Un tribunal israélien a condamné lundi à sept ans de prison ferme un ancien employé du consulat général de France à Jérusalem pour son implication dans un trafic d’armes entre les Territoires palestiniens.
Romain Franck, contractuel français qui travaillait comme chauffeur pour le consulat général, a aussi été condamné par le tribunal de Beersheva (sud) à 18 mois d’emprisonnement avec sursis et 30.000 shekels (environ 7.400 euros) d’amende.
Sans disposer de l’immunité diplomatique, Romain Franck, âgé de 24 ans et originaire du nord de la France, était accusé par Israël d’avoir mis à profit la relative protection que lui conféraient ses fonctions pour transporter dans un véhicule du consulat en plusieurs voyages des dizaines d’armes entre la bande de Gaza et la Cisjordanie.
L’affaire était délicate pour la diplomatie française, même si les services israéliens avaient indiqué eux-mêmes après son arrestation en février 2018 qu’il avait agi pour l’argent et à l’insu de ses supérieurs.
Romain Franck, arrivé le visage recouvert de la capuche de son sweat-shirt qu’il a retirée à l’entrée du juge, a accueilli en silence la peine prononcée en hébreu et traduite à son attention par un interprète. Il savait à quoi s’attendre, la condamnation résultant d’une reconnaissance des faits et d’un accord entre l’accusation et la défense.
La cour lui a reproché d’avoir « cyniquement abusé » de sa position. Mais elle a retenu à sa décharge ses aveux et ses remords ainsi que l’absence d’antécédents. Elle a relevé qu’il n’avait « pas agi par conviction idéologique, ou par volonté de nuire à la sécurité de l’Etat d’Israël ».
L’affaire a pour toile de fond le conflit persistant entre Israéliens et Palestiniens. Selon la sécurité intérieure israélienne, Romain Franck recevait les armes d’un employé du Centre culturel français à Gaza et les sortait de l’enclave dans le véhicule du consulat général. Une fois en Cisjordanie, il remettait les armes à un individu qui les revendait à des trafiquants, selon la même source.

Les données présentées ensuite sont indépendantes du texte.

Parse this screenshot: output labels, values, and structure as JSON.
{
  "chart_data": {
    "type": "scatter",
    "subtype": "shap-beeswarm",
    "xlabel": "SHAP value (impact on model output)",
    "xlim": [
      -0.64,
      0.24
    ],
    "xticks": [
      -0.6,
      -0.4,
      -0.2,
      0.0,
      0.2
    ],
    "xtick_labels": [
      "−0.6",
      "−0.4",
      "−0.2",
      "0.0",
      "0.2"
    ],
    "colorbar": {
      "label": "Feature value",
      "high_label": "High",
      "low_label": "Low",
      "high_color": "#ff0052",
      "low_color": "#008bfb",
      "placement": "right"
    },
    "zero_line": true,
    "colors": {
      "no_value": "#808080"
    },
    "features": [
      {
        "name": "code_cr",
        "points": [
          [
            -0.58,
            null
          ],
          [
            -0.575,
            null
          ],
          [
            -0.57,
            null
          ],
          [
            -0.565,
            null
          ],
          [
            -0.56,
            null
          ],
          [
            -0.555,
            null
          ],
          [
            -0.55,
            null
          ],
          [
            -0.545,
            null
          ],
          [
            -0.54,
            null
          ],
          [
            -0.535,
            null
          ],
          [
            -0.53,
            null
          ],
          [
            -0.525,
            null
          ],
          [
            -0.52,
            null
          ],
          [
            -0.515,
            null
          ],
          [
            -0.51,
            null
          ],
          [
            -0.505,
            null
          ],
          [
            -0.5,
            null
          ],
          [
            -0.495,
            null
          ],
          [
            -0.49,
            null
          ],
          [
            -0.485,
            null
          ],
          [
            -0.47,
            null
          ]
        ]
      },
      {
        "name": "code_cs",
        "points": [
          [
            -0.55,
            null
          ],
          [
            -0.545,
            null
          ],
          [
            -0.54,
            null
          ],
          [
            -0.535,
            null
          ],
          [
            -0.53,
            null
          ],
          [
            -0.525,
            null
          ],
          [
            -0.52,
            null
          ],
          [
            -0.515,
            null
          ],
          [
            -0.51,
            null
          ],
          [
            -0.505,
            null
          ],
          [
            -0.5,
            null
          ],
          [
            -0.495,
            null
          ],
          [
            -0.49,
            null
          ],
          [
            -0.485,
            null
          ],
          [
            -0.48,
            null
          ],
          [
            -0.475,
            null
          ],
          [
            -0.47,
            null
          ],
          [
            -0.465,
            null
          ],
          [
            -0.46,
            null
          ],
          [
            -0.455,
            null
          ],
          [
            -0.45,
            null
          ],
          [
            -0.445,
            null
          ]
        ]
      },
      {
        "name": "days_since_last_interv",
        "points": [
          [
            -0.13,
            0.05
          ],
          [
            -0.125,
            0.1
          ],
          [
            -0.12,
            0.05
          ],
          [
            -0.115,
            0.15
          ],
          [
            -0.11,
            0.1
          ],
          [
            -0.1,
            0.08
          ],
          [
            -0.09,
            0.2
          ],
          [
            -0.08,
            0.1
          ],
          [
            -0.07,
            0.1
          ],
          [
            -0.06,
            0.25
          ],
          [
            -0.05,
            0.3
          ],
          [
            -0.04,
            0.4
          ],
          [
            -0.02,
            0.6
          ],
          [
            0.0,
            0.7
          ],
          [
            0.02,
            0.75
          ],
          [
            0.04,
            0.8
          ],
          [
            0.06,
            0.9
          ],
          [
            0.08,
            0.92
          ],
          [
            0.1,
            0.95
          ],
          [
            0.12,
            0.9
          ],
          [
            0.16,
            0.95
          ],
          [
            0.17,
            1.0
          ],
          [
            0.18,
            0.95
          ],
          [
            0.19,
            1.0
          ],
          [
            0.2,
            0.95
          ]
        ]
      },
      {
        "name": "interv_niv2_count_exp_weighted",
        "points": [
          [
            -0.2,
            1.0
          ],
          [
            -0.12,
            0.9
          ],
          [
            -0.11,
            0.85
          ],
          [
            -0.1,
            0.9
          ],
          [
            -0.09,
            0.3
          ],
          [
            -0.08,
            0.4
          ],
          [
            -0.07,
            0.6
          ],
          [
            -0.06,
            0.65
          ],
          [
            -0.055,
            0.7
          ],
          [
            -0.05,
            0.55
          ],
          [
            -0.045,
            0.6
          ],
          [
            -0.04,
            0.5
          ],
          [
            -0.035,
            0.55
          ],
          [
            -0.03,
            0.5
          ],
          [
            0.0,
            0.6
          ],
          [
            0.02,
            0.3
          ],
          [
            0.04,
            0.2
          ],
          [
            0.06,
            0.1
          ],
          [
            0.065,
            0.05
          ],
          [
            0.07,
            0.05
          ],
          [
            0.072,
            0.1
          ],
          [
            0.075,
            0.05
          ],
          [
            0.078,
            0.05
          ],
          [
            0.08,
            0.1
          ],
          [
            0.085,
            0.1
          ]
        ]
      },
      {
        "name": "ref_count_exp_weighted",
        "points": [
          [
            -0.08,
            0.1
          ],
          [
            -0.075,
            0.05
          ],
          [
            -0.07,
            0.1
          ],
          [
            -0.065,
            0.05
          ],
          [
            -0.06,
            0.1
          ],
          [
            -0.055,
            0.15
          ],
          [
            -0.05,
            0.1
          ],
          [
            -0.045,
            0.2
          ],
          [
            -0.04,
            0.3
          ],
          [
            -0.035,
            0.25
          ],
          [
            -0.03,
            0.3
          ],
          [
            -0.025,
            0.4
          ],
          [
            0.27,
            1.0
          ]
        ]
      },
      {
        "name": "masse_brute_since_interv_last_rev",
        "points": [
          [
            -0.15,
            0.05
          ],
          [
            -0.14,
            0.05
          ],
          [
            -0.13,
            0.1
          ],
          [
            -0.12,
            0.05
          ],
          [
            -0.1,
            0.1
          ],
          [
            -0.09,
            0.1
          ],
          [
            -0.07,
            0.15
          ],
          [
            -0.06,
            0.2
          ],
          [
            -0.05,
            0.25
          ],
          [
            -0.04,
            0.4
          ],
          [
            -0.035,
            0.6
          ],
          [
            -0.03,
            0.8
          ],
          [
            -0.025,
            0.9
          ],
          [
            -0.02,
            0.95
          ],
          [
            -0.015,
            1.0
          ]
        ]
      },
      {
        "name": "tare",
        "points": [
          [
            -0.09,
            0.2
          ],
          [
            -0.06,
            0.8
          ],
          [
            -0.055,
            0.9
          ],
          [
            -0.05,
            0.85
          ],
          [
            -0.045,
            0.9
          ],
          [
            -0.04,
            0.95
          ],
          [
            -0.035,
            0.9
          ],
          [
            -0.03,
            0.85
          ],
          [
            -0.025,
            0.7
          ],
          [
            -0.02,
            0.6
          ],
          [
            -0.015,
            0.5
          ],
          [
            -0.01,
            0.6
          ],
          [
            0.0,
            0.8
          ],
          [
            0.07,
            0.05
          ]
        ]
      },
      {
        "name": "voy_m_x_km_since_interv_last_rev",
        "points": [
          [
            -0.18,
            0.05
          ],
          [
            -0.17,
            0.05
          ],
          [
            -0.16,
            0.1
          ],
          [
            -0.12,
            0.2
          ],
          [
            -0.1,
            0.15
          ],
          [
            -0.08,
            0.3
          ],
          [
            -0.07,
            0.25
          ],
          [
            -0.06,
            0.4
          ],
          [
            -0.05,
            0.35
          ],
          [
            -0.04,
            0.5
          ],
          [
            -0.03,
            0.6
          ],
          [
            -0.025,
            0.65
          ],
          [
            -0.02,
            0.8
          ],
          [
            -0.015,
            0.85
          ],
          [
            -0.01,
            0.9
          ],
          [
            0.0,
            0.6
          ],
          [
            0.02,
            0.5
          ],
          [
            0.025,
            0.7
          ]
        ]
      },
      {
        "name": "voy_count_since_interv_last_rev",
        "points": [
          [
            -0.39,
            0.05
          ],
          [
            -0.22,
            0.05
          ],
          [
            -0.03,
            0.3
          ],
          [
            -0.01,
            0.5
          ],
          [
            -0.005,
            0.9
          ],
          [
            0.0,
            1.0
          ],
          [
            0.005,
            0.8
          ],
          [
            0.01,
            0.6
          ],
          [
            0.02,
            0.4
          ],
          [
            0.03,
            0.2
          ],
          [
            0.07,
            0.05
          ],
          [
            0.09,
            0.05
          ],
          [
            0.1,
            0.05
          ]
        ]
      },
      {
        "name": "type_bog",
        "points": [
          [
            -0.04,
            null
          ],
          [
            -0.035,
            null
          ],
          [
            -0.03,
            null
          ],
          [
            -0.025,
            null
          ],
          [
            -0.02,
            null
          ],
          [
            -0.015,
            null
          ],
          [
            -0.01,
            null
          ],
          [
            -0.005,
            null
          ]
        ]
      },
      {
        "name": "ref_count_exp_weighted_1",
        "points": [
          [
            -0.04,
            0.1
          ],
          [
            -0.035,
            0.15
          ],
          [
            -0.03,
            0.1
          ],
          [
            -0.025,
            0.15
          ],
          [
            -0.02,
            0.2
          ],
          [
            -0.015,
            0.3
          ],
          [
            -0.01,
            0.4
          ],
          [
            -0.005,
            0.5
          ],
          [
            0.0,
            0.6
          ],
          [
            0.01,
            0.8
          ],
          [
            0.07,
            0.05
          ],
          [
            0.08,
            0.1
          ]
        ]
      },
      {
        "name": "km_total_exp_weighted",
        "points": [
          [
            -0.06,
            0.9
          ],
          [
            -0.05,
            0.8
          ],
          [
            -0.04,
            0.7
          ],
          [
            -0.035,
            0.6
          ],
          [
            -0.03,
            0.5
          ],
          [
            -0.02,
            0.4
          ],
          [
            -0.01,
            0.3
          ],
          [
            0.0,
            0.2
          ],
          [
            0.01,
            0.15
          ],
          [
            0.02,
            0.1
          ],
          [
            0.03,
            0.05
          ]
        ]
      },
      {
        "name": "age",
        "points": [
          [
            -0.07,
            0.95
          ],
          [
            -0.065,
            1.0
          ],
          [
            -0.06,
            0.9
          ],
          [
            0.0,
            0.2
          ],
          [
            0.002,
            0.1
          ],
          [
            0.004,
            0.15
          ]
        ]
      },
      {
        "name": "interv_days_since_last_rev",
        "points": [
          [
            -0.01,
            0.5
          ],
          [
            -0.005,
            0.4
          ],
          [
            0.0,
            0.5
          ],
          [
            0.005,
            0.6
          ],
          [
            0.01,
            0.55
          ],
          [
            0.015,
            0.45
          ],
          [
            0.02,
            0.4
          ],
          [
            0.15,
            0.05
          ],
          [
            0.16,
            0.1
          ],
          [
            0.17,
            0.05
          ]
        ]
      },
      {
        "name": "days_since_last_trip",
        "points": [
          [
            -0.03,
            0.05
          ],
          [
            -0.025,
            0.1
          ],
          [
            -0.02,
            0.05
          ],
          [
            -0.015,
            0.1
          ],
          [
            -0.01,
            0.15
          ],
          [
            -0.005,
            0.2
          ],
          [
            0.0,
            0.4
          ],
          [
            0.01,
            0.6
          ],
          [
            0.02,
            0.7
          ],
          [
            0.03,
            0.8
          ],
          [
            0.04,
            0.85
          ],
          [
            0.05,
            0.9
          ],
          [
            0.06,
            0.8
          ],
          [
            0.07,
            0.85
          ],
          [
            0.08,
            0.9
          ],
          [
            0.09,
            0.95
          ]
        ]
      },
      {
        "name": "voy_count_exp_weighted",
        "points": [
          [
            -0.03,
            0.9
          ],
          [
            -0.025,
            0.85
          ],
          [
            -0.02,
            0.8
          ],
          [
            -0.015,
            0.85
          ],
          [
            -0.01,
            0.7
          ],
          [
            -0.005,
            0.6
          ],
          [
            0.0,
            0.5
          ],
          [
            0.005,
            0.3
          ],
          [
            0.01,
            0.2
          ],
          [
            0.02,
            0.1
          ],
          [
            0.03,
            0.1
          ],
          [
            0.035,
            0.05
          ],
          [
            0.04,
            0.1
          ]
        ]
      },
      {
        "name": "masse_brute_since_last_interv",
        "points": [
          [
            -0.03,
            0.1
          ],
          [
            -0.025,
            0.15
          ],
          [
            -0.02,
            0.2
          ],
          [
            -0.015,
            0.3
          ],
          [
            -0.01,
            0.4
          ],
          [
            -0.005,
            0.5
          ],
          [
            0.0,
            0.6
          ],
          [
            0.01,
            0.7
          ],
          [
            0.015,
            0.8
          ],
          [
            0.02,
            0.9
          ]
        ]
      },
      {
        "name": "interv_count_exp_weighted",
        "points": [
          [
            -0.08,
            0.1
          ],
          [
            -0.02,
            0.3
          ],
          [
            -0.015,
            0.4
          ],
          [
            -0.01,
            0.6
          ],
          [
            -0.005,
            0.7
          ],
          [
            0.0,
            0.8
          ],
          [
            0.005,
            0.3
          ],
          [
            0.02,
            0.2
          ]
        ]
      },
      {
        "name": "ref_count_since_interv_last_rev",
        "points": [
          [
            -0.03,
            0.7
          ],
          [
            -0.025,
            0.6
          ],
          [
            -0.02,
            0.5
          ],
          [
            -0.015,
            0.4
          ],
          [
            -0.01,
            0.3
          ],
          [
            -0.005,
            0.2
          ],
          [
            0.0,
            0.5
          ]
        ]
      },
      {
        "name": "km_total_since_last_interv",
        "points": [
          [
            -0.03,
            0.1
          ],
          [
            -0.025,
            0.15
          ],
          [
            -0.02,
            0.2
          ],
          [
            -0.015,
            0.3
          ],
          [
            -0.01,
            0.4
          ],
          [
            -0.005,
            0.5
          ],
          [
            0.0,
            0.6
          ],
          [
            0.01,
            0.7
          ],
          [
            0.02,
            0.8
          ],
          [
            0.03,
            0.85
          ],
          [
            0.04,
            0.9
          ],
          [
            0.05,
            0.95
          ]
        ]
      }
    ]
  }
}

– Complices palestiniens –
Cinq complices palestiniens avaient été arrêtés et inculpés en même temps que lui.
Gaza et la Cisjordanie sont distants de quelques dizaines de kilomètres à travers Israël. Gaza, gouvernée par le mouvement islamiste Hamas, ennemi d’Israël, est soumise depuis plus de 10 ans à un rigoureux blocus israélien. La Cisjordanie est sous occupation israélienne depuis plus de 50 ans.
A bord d’un véhicule diplomatique, Romain Franck espérait échapper aux contrôles israéliens, notamment à l’entrée et à la sortie de Gaza, étroitement surveillées par Israël.
Sans avoir de contact avec le Hamas, considéré comme « terroriste » par l’Union européenne, les diplomates français se rendent régulièrement à Gaza, à la différence par exemple des Américains.
Le consulat général de Jérusalem n’a pas seulement une tâche consulaire, mais assure aussi une mission diplomatique auprès de l’Autorité palestinienne, embryon d’Etat palestinien indépendant.
La sécurité israélienne accusait Romain Franck d’avoir transporté en cinq voyages environ 70 pistolets et deux fusils automatiques. Dans son jugement, le tribunal n’évoque plus que 29 pistolets. Ses activités lui auraient rapporté 26.000 shekels (environ 6.400 euros).
– Prison en France ? –
La cour a cependant dressé le tableau d’un jeune homme dépassé, qui avait grandi dans un petit village et avait servi comme pompier volontaire. Un ami lui avait proposé de travailler au consulat général, et il y avait vu « la chance de quitter son village », selon le jugement.
Il avait commencé à travailler en janvier 2017 au consulat général comme « volontaire international », statut qui permet à de nombreux jeunes adultes de bénéficier d’une expérience professionnelle à l’étranger.
Il s’est retrouvé « dans une situation qu’il n’aurait jamais imaginée », a dit le tribunal. Mais il a pris le risque de porter atteinte aux relations entre diplomates français et autorités israéliennes, a dit le tribunal, indiquant que les contrôles sur les véhicules diplomatiques avaient été renforcés.
Romain Franck aurait pu être condamné bien plus lourdement compte tenu de la gravité des faits, a déclaré son avocat Kenneth Mann.
« C’est quelque chose de très difficile pour toute la famille, et ils espèrent que leur fils va rentrer en France le plus vite possible », a-t-il ajouté
La famille voudrait qu’il purge sa peine en France. « Les Français doivent en faire la demande, et les Israéliens décideront », a-t-il dit.